The cost of voluntarily disclosing previously unreported offshore assets to the IRS avoid criminal prosecution, just got more expenses under an updated procedures the revenue agency released on November 29, 2018.

IRS deputy commissioner for services and enforcement Kirsten Wielobob issued a memorandum on November 20, 2018 that the IRS posted publicly Thursday, November 28, 2018, which outlines the process for all voluntary disclosures following the closing of the IRS’s Offshore Voluntary Disclosure Program on Sept. 28, 2018. She noted in the memo that the 2014 OVDP began as a modified version of the OVDP that launched in 2012 after earlier programs in 2009 and 2011.

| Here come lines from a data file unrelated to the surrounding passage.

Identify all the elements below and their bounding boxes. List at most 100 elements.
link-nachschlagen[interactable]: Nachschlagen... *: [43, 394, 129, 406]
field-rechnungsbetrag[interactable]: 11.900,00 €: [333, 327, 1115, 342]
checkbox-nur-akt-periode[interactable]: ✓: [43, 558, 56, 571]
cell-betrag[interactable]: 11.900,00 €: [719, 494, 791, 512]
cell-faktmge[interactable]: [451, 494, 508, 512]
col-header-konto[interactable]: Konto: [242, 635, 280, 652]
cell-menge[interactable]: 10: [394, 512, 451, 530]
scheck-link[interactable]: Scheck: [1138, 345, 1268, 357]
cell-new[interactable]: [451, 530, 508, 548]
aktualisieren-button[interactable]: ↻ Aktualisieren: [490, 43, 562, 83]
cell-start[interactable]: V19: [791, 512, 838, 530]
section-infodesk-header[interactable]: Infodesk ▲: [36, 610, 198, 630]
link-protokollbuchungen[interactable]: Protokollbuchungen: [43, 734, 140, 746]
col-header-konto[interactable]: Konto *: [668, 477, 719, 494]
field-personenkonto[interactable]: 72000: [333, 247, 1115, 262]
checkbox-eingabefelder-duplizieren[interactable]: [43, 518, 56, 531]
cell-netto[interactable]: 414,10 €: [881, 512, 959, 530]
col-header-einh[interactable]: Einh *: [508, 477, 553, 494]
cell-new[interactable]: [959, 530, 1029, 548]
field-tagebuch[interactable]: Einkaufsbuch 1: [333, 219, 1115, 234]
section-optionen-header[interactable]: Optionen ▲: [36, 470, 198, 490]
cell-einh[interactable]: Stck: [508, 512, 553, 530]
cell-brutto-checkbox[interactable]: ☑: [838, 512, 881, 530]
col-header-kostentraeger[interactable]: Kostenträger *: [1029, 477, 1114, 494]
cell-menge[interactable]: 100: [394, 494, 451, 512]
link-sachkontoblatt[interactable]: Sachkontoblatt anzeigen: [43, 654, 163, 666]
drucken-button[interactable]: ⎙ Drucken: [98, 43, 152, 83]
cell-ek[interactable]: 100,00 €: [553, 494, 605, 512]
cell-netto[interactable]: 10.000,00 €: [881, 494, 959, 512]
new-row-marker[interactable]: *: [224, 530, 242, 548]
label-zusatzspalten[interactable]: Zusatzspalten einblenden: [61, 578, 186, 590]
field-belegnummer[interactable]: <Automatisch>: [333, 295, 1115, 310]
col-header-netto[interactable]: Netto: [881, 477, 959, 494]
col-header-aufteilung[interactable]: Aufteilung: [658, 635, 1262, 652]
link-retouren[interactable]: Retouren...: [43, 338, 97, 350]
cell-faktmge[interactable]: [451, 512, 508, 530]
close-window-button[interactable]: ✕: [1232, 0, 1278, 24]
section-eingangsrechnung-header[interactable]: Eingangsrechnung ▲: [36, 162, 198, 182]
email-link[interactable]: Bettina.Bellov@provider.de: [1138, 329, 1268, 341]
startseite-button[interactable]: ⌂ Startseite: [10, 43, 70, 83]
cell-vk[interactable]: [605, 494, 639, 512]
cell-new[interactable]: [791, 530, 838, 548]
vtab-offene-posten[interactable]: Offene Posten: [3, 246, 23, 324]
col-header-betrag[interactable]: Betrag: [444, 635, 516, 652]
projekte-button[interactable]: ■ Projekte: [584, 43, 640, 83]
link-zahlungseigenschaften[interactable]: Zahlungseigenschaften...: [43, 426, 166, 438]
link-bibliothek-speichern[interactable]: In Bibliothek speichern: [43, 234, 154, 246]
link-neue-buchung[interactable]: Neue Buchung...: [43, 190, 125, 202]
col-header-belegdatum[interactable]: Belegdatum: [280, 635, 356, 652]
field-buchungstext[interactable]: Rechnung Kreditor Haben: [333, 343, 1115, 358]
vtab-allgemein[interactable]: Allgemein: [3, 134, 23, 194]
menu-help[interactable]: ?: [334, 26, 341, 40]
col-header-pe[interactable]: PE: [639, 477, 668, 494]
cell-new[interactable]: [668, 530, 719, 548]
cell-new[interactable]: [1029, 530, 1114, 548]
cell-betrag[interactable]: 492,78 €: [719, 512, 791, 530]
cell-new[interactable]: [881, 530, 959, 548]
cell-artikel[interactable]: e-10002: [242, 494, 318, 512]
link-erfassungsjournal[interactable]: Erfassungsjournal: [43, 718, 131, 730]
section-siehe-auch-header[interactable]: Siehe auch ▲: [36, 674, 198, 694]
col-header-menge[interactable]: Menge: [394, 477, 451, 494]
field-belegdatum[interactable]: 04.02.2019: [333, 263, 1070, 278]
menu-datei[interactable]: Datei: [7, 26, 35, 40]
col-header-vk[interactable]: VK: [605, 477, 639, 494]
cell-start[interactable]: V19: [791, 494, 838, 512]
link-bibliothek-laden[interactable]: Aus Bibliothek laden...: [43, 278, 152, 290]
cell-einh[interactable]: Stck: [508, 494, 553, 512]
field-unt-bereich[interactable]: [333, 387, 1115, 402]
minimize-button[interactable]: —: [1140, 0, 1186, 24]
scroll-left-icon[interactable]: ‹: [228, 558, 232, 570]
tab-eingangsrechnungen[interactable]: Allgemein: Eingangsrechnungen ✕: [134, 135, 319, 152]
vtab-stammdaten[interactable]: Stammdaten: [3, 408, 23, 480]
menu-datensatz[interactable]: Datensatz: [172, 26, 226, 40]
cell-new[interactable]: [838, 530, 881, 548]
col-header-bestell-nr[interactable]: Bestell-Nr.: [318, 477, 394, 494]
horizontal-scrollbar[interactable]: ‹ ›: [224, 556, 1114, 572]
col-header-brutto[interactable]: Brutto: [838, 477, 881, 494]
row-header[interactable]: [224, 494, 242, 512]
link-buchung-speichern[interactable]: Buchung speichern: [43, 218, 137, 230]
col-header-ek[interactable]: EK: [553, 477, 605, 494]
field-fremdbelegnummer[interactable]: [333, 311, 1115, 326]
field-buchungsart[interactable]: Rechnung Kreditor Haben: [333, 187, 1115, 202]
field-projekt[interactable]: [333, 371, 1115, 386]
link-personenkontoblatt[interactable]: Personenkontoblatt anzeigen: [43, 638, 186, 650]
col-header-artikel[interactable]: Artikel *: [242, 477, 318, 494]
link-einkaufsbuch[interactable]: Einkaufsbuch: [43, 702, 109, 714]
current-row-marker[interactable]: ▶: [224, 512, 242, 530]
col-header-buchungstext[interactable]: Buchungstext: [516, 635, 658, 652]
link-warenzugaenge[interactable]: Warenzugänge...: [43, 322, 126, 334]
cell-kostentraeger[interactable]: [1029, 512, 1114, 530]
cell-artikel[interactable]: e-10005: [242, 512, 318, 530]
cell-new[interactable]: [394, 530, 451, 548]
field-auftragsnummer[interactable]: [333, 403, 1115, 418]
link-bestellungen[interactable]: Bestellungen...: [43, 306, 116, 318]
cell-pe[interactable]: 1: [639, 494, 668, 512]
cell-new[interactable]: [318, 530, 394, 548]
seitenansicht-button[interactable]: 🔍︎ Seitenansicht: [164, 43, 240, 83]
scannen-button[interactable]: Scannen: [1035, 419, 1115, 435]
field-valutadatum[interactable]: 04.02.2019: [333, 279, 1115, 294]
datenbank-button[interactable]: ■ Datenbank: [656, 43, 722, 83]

Voluntary disclosure is a long-standing practice of the IRS to provide taxpayers with criminal exposure a means to come into compliance with the law and potentially avoid criminal prosecution. See I.R.M. 9.5.11.9. This memorandum updates that voluntary disclosure practice. Taxpayers who did not commit any tax or tax related crimes and do not need the voluntary disclosure practice to seek protection from potential criminal prosecution can continue to correct past mistakes using the procedures the updated Voluntary Disclosure Program or by filing an amended or past due tax return. When these returns are examined, examiners will follow existing law and guidance governing audits of the issues.

“These programs were designed for taxpayers with exposure to potential criminal liability or substantial civil penalties due to a willful failure to report foreign financial assets and pay all tax due in respect of those assets,” Kirsten Wielobob wrote.

“They Provided Taxpayers With Such Exposure Potential Protection from Criminal Liability and Terms for Resolving their Civil Tax and Penalty Obligations.”

The new procedures are effective for all disclosures after Sept. 28, 2018. The penalties have continue to increase, since the original OVDI program began in 2009.

The process begins with taxpayers requesting “pre-clearance” for participation from the agency’s Criminal Investigation Division, after which civil examiners determine tax liabilities and penalties. The civil penalties, which may be assessed for fraud or the fraudulent failure to file income tax returns, could be higher than what would have been assessed under the old Offshore Voluntary Disclosure Program that the IRS ended Sept. 28.

For all cases where CI grants preclearance, taxpayers must then promptly submit to CI all required voluntary disclosure documents using a forthcoming revision of Form 14457. This form will require information related to taxpayer noncompliance, including a narrative providing the facts and circumstances, assets, entities, related parties and any professional advisors involved in the noncompliance.

Once CI has received and preliminarily accepted the taxpayer’s voluntary disclosure, CI will notify the taxpayer of preliminary acceptance by letter and simultaneously forward the voluntary disclosure letter and attachments to the LB&I Austin unit for case preparation before examination. CI will not process tax returns or payments.
The updated Voluntary Disclosure Procedures also provide for various outcomes depending upon the extent of taxpayers’ cooperation with the IRS.

If the Parties Are Unable to Reach an Agreement, IRS Examiners Have the Discretion to Increase the Disclosure Period to the Full Duration of Noncompliance and Assert Maximum Penalties with the Approval of Management.

Civil penalties for fraud are to be applied to the tax year with the highest tax liability, but in the absence of an agreement, they could be applied to a greater number of years within the six-year scope.